The following parameters are required when configuring Kafka source to read data from MapR Streams topics:
Property Name Description
channels If the source writes events to a channel, this is the name of the channel that the source writes events to.
type For Flume 1.7 this must be set to toorg. apache.flume.source.kafka.v09.KafkaSource For Flume 1.6 this must be set to org.apache.flume.source.kafka.v09.KafkaSource
kafka.consumer.group.id A unique identifier of the consumer group. This defaults to flume. Setting the same id in multiple sources or agents indicates that they are part of the same consumer group; when these sources or agents are running at the same time, they will each read a unique set of partitions for the topics in the group.

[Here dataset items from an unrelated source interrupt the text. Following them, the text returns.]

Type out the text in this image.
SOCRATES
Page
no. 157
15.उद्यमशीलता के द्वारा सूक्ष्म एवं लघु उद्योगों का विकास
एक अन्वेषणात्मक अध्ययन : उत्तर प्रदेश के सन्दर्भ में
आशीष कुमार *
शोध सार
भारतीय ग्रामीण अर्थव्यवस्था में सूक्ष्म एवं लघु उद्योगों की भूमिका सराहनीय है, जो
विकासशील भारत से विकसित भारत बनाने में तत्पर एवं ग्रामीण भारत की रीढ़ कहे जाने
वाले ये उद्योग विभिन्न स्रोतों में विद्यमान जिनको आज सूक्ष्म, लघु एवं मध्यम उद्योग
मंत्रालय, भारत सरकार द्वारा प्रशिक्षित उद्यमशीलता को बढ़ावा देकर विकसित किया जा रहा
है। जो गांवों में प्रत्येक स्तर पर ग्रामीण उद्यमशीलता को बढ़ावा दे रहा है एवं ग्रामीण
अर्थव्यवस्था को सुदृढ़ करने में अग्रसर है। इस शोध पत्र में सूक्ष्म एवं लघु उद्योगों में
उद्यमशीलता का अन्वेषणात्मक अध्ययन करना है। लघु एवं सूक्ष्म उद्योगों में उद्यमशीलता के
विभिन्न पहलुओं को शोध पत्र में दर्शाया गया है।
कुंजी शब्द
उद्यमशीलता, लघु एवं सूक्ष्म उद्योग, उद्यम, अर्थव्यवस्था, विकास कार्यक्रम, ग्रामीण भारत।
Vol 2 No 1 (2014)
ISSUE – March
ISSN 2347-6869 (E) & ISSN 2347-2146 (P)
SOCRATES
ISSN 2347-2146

kafka.topics A comma separated list of MapR Streams topics where each topic is specified with the volume path and stream name. For example: /volume_path/stream_name:topic_name1, /volume_path/stream_name:topic_name2.
Note: It is critical that the path to the topic starts with a slash(/), as the slash is what distinguishes the topic as a MapR Streams topic.
kafka.topics.regex
Note: Flume 1.7 only
Regular expression that defines the set of topics the source is described on. This property overrides kafka.topics. Example: /streaming_data/flume_stream:topic[0-9]$

For additional properties that you may want to configure, see the Flume documentation. However, note that kafka.bootstrap.servers is not required for reading MapR Streams.

Tip: To increase throughput, set the batchSize to a higher value. The batchSize is the maximum number of messages written to Channel in one batch. By default, it is set to 1000.